Steve Stueck and Eric Smith of the Blue Stars pick up a
bulk shipment of cereal and field paint at DCI's Indianapolis
HQ during the corps' spring training in May.
In 2009, corps had already made food orders before the purchasing plan could be implemented. But for the 2010 season, the committee started earlier, building on the information it had collected last year. "We went back to the distributor who had given us the price for cereal and peanut butter… now we just had to work on logistics," Oberlin said. They started small, focusing on six types of cereal, two brands of peanut butter, and breakfast mixes for pancakes and biscuits. Though perhaps dull to the uninitiated, these logistics are already saving corps money and have the potential to save much more in the future.
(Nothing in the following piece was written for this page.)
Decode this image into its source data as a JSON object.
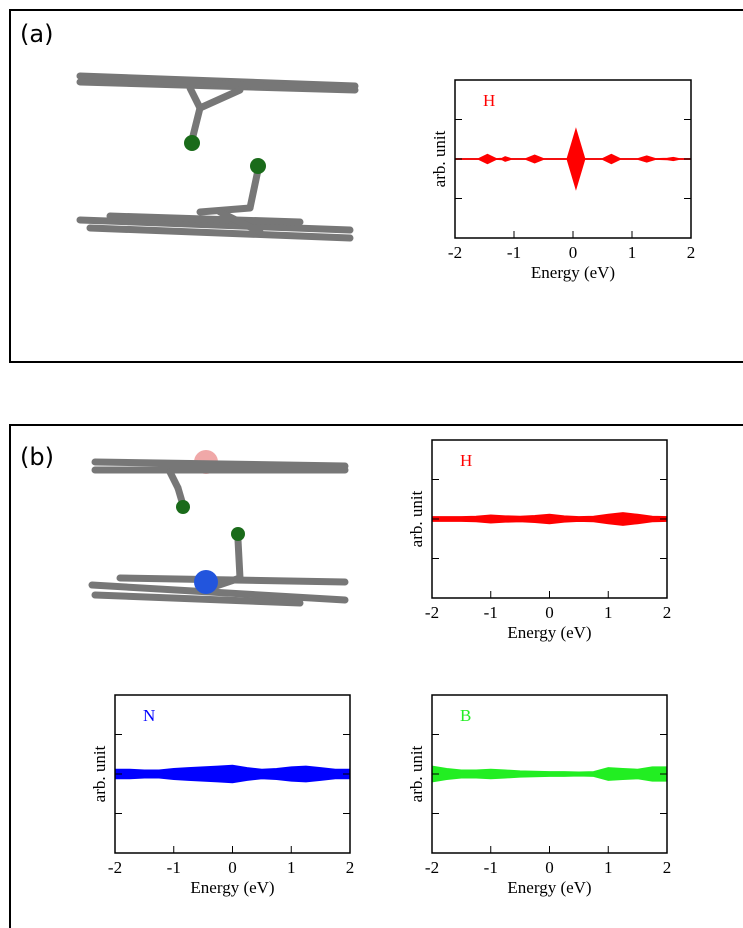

This year, Morrison and Oberlin estimate the corps to be saving about 30 percent on the products included in the purchasing program. In some cases, savings are even higher. "I'd say on peanut butter, there was a minimum of 20 percent savings and in some cases 40 percent," Morrison said, comparing the negotiated prices of buying in bulk to what the corps had paid when buying their food individually. "On cereal, after compiling research on different corps, their best price savings was at 50 percent," he added. Next year, the committee hopes to "cut out the middleman" regarding food shipments to the corps. Oberlin says in some instances, rather than relying on costly distributors, food could be shipped directly to DCI's Indianapolis headquarters. There, food pallets could be broken down and carried with DCI's box truck to events where they would be distributed to the individual corps. While the program is making headway, some obstacles still remain. Morrison said options for Open Class corps have been limited, with shorter tour schedules and fewer members, making bulk shipments often less feasible. "I think after having this season under our belts with the World Class corps and having DCI HQ actually doing the breakout of truckload shipments, we'll be able to come up with a better plan for the Open Class corps going forward," he said. Despite some drawbacks, corps already see benefits from the purchasing program. As many large families stock up on certain foods to cut costs, corps can save on food bills for their own large families. Morrison, Oberlin and everyone part of the Food Purchasing Committee believe in continuing down this path. Morrison says, "Every dollar we save is one less we have to raise, or one more dollar for our programs."